Mass leaves from Streinveldt, which no one has done for hundreds of years. He quickly uncovers a link between the Empire's collapse and the invention of a new kind of super-fast spaceship: the Space Skimmers. Naturally, Mass tracks down a Space Skimmer. It is a pure energy construct, controlled via the mind. Along the way, Mass picks up some unwelcome friends, including an unlucky young prince named Tapper. Tapper, although his royal line has been bred for luck, is extraordinarily unlucky. He appeals to Mass to transport him to Liadne, where he can be treated for his unluckiness.
Mass reluctantly agrees to help Tapper. In their adventures together, Mass learns more about the Empire's collapse.
The plot of Space Skimmer is good enough, and Gerrold acknowledges his debt to Niven for the whole "breeding for luckiness" idea. But the best part is the poetry. Gerrold sprinkles the book with poems and songs, and for once, I read and enjoyed the poetry. Good stuff.
I don't want their crimson skies, nor their weeping, bleeding suns,
Nor their haunted glowing auras, nor their atmospheres that run,
I won't breathe their rusty airs of colors not like blue,
The sky of home has a yellow sun; the yellow sun is you.
I'll stand erect on a cloudless day beneath your yellow light,
I'll bare my head and breathe deep breaths; the colors will be bright,
No goggles dim, no breathing mask, no pressure suit to bind,
I'll take my home-filled sky with me, for I can't leave it behind.

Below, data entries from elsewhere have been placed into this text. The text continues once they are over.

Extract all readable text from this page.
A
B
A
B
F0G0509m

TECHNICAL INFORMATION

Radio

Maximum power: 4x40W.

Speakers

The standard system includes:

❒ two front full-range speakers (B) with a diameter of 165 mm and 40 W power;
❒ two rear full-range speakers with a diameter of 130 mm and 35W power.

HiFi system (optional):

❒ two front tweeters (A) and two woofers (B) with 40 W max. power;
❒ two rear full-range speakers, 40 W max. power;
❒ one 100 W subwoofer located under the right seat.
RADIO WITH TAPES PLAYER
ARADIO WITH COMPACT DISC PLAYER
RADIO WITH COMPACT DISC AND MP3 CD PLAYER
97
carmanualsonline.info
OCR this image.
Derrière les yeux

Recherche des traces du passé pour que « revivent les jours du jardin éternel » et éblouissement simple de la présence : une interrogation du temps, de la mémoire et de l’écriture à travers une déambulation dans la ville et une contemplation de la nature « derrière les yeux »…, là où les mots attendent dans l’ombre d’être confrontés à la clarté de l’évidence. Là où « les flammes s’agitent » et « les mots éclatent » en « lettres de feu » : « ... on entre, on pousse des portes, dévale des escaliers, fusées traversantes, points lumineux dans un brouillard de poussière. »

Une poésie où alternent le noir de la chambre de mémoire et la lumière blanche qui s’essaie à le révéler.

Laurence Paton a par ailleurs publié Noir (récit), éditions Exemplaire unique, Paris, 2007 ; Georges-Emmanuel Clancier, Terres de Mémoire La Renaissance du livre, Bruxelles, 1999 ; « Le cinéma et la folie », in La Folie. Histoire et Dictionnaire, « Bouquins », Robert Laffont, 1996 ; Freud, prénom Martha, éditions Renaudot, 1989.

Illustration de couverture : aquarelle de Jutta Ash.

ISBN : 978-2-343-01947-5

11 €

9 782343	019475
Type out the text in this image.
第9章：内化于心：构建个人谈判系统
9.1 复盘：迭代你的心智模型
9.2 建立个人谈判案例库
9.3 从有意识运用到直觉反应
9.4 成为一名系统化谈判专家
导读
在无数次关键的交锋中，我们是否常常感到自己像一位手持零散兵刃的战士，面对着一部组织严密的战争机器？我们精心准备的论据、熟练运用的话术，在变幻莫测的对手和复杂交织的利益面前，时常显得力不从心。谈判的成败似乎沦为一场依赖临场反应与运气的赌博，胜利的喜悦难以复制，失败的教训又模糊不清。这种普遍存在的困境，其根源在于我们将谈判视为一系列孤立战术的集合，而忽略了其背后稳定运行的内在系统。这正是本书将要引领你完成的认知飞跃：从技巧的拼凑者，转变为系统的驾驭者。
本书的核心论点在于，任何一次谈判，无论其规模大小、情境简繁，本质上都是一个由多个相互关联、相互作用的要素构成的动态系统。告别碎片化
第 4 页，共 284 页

But ere I go, I'll pledge to you this timeless bright blue dream,
Home is for the wanderer an ever-changing stream,
He never drinks from it so sweet a draft as sweet as this--
As sweet and tumbling easy as love's first tender kiss.
The memory so sweet and clear, it must be taken with,
And kindled into life again, by sunlight and by myth.
On hills so far from you that your light has not yet roamed,
I'll keep your bright blue sky, for the bright blue sky is home.